Our chat, now filled with four letters, sat abandoned for about a week before I broke the silence.
“So, you’re from the East Coast. That’s cool. What brought you up here.”
“Military. What’s your number,” he asked.
Things weren’t off to a good start, but weirdly, his aloofness was attractive. After weeks of being propositioned for threesomes with married couples, his response was a welcomed change of pace, so I gave him my number. And then my phone rang.
“Yo! It’s Mike,” said what can only be described as a super-hot, deep male voice.
Trying to be funny, I replied, “who is this?”
“It’s Mike. You know, from Tinder,” he replied with a little less confidence.
“I know who it is. I was just fucking with you,” I replied with a laugh.
For the next two months, Mike would call multiple times a day, and our conversations were always flirty, but he never suggested meeting in person. As he became a regular part of my day, I began to develop feelings and longed to meet him face-to-face. He, on the other hand, was still perusing Tinder and using me as an emotional placeholder – something I painfully learned when he called on a sunny day in May.
“Wait, so you just played me for the last two months,” I asked breathlessly as my heart dropped to the pit of my stomach. “That’s really cold, Mike.”
“Nah, it’s not like that. She’s just hot, and I want to check it out. We’re cool, right,” he explained.
“No, we’re not cool! You’ve really hurt my feelings, and I don’t know what I did to deserve being treated so poorly,” I told him as I choked back tears. “Lose my number!”

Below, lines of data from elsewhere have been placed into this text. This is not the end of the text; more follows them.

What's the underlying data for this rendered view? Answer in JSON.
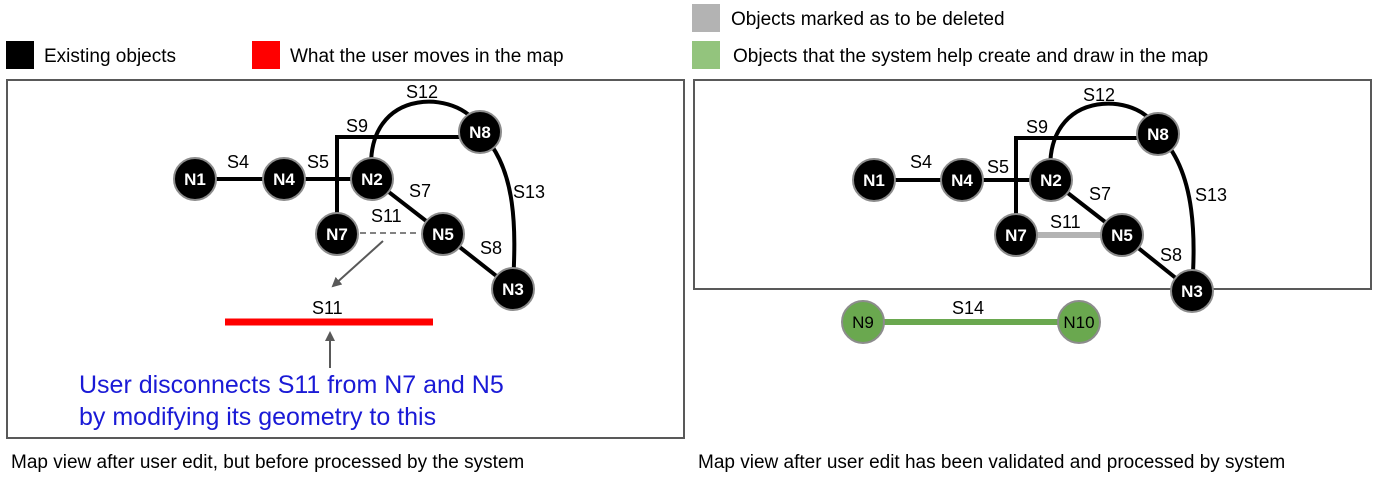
{
  "legend": {
    "existing": {
      "label": "Existing objects",
      "color": "#000000"
    },
    "moved": {
      "label": "What the user moves in the map",
      "color": "#ff0000"
    },
    "deleted": {
      "label": "Objects marked as to be deleted",
      "color": "#b3b3b3"
    },
    "created": {
      "label": "Objects that the system help create and draw in the map",
      "color": "#93c47d"
    }
  },
  "left_panel": {
    "nodes": {
      "n1": "N1",
      "n4": "N4",
      "n2": "N2",
      "n8": "N8",
      "n7": "N7",
      "n5": "N5",
      "n3": "N3"
    },
    "segments": {
      "s4": "S4",
      "s5": "S5",
      "s9": "S9",
      "s12": "S12",
      "s7": "S7",
      "s13": "S13",
      "s11": "S11",
      "s8": "S8",
      "s11_moved": "S11"
    },
    "note_line1": "User disconnects S11 from N7 and N5",
    "note_line2": "by modifying its geometry to this",
    "caption": "Map view after user edit, but before processed by the system"
  },
  "right_panel": {
    "nodes": {
      "n1": "N1",
      "n4": "N4",
      "n2": "N2",
      "n8": "N8",
      "n7": "N7",
      "n5": "N5",
      "n3": "N3",
      "n9": "N9",
      "n10": "N10"
    },
    "segments": {
      "s4": "S4",
      "s5": "S5",
      "s9": "S9",
      "s12": "S12",
      "s7": "S7",
      "s13": "S13",
      "s11": "S11",
      "s8": "S8",
      "s14": "S14"
    },
    "caption": "Map view after user edit has been validated and processed by system"
  },
  "colors": {
    "note_blue": "#1a1ad6",
    "arrow_gray": "#595959",
    "green_node": "#6aa84f",
    "green_line": "#6aa84f"
  }
}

The summer came and went, and there I was, still single, and still inexplicably thinking about Mike. Then out of the blue, in early September, I received a familiar message on Tinder.
“Yo!”
Like clockwork, the boomerang had returned and smacked me in the middle of my far too forgiving face. We would continue to have periods of nonstop communication, followed by even longer periods of absolute silence. Mike kept me on the hook by occasionally hanging out, and while nothing physical ever happened, he would flirt mercilessly and then leave me hanging. This lasted for two years before I finally resigned myself to the fact that no matter how many times Mike circled back to me, I would never be more than a placeholder. Sometimes I find myself fighting the urge to latch onto his perpetually moving boomerang. Then I remember how much I hate spinning carnival rides, and I reply to his mating call with two letters of my own – “no.”